Private jets lined up at an air field in Sun Valley, Idaho back in July 2021, where climate change talks were held during the annual Sun Valley conference, nicknamed 'billionaire summer camp'

Private jets lined up at an air field in Sun Valley, Idaho back in July 2021, where climate change talks were held during the annual Sun Valley conference, nicknamed ‘billionaire summer camp’

The authors hope their findings will redirect some environmental policy attention away from micromanaging ordinary people’s consumption habits, such as pushing to substitute red meat for plant-based proteins or incentivizing upgrades to potentially overpriced electric vehicles.
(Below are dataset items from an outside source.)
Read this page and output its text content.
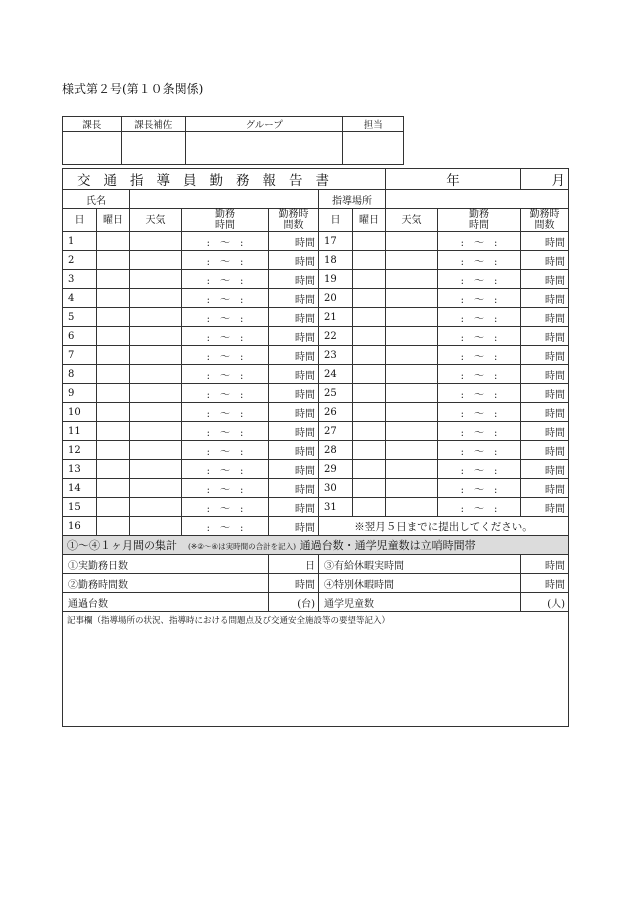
様式第２号(第１０条関係)
課長	課長補佐	グループ	担当

交通指導員勤務報告書							年		月
氏名					指導場所				
日	曜日	天気	勤務時間	勤務時間数	日	曜日	天気	勤務時間	勤務時間数
1			:　〜　:	時間	17			:　〜　:	時間
2			:　〜　:	時間	18			:　〜　:	時間
3			:　〜　:	時間	19			:　〜　:	時間
4			:　〜　:	時間	20			:　〜　:	時間
5			:　〜　:	時間	21			:　〜　:	時間
6			:　〜　:	時間	22			:　〜　:	時間
7			:　〜　:	時間	23			:　〜　:	時間
8			:　〜　:	時間	24			:　〜　:	時間
9			:　〜　:	時間	25			:　〜　:	時間
10			:　〜　:	時間	26			:　〜　:	時間
11			:　〜　:	時間	27			:　〜　:	時間
12			:　〜　:	時間	28			:　〜　:	時間
13			:　〜　:	時間	29			:　〜　:	時間
14			:　〜　:	時間	30			:　〜　:	時間
15			:　〜　:	時間	31			:　〜　:	時間
16			:　〜　:	時間	※翌月５日までに提出してください。				
①〜④１ヶ月間の集計　 (※②〜④は実時間の合計を記入) 通過台数・通学児童数は立哨時間帯									
①実勤務日数				日	③有給休暇実時間				時間
②勤務時間数				時間	④特別休暇時間				時間
通過台数				(台)	通学児童数				(人)
記事欄（指導場所の状況、指導時における問題点及び交通安全施設等の要望等記入）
‘Consumption-based approaches miss something important,’ Starr said, ‘carbon pollution generates income, but when that income is reinvested into stocks, rather than spent on necessities, it isn’t subject to a consumption-based carbon tax.’  

A carbon tax policy focused on those who profit from carbon emissions — via their stock holdings in fossil fuels or other energy-intensive industries — would not only be more fair, but could be more likely to bring down global temperatures.

And it could also help finance needed government efforts to tackle climate change, the researchers argue.

‘Imagine how quickly corporate executives, board members and large shareholders would decarbonize their industries if we made it in their financial interest to do so,’ Starr said.

‘The tax revenue gained could help the nation invest substantially in decarbonization efforts.’